Official reports issued last week suggest that whilst women nationally are living longer than ever, life expectancy in the east London borough is not increasing at the same rate.
The situation has been branded “totally unacceptable” by councillors, health researchers and the children’s inequality charity Best Beginnings.
Department of Health figures reveal that a baby girl born and bred in Kensington and Chelsea can expect to live up to 8 years longer than one in Lewisham, where female life expectancy averages around 80.
The persistence of such inequalities prompted Lewisham council to conduct an independent review into the issues involved in reducing the rate of mortality amongst the borough’s female population. The report, released last week, makes it clear that a woman’s lifestyle and economic background can have a huge impact on her health.
The report reveals a 6 per cent rise in the number of young women binge drinking and smoking heavily. Respiratory and circulatory diseases are the biggest killers of women in Lewisham and women’s alcohol consumption has increased at a greater rate than men’s.
The reasons why women’s wellbeing has suffered more than men’s remain unclear. These two reports focus on the impact of socio-economic status on health while both the council and female support groups agree women also find it difficult to access healthcare services due to competing responsibilities of work and motherhood.
Councillor Romayne Phoenix, who chaired the review, said she feared that Lewisham faces a human and financial time bomb unless more is done to redress these trends.
“Poor nutrition and low exercise levels are all council responsibilities, but it is the NHS that is landed with huge treatment costs for the health problems they cause – and those costs are set to soar,” said Cllr Phoenix.
She cited government figures that predict the health bill for overweight people in Lewisham will rise from £76.2m last year to £84.5m by 2015.

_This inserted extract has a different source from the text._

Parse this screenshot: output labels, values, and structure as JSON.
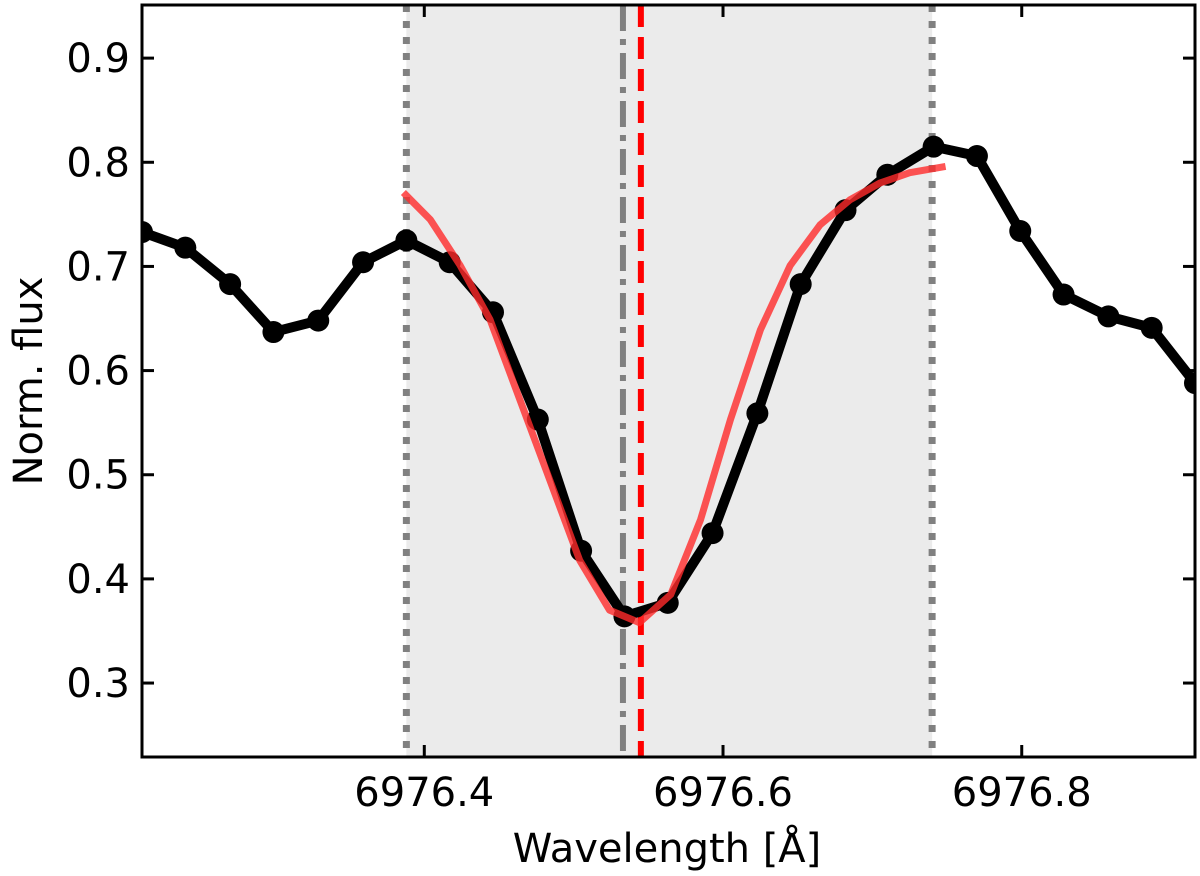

She emphasised the need for councillors to work together with the NHS in their efforts to help Lewisham women, and criticised the government’s “top down approach” to health in areas where health problems were so intrinsically linked to socio-economic deprivation and cultural differences.
“If money is filtered down from central government then locally we haven’t got as much freedom over the budget,” Cllr Phoenix pointed out.
Five years ago John Reid, the Health Secretary who oversaw the development of public health schemes specifically designed to improve well-being in areas like Lewisham, declared that “the one-size-fits-all, top-down NHS, the uniform type of service, has utterly failed our most deprived communities.”
That this disparity between rich and poor still exists today for women in Lewisham and other population groups around the country has fuelled the arguments of authorities and academic researchers, who claim that money spent on reducing health inequalities needs to be targeted on a more local level if the boroughs is to close the life expectancy gap by 2010.
“It is simply very difficult to reduce health inequalities between areas without reducing socio-economic differences between areas,” said Professor Helena Tunstall, a specialist in health inequality at York University. She pointed out that while the Department of Health accepts this, much of their inequalities programme is about “upstream interventions based around the NHS”.
The Department of Health will conduct a post 2010 strategic review of health inequalities, chaired by Professor Sir Michael Marmot of University College London.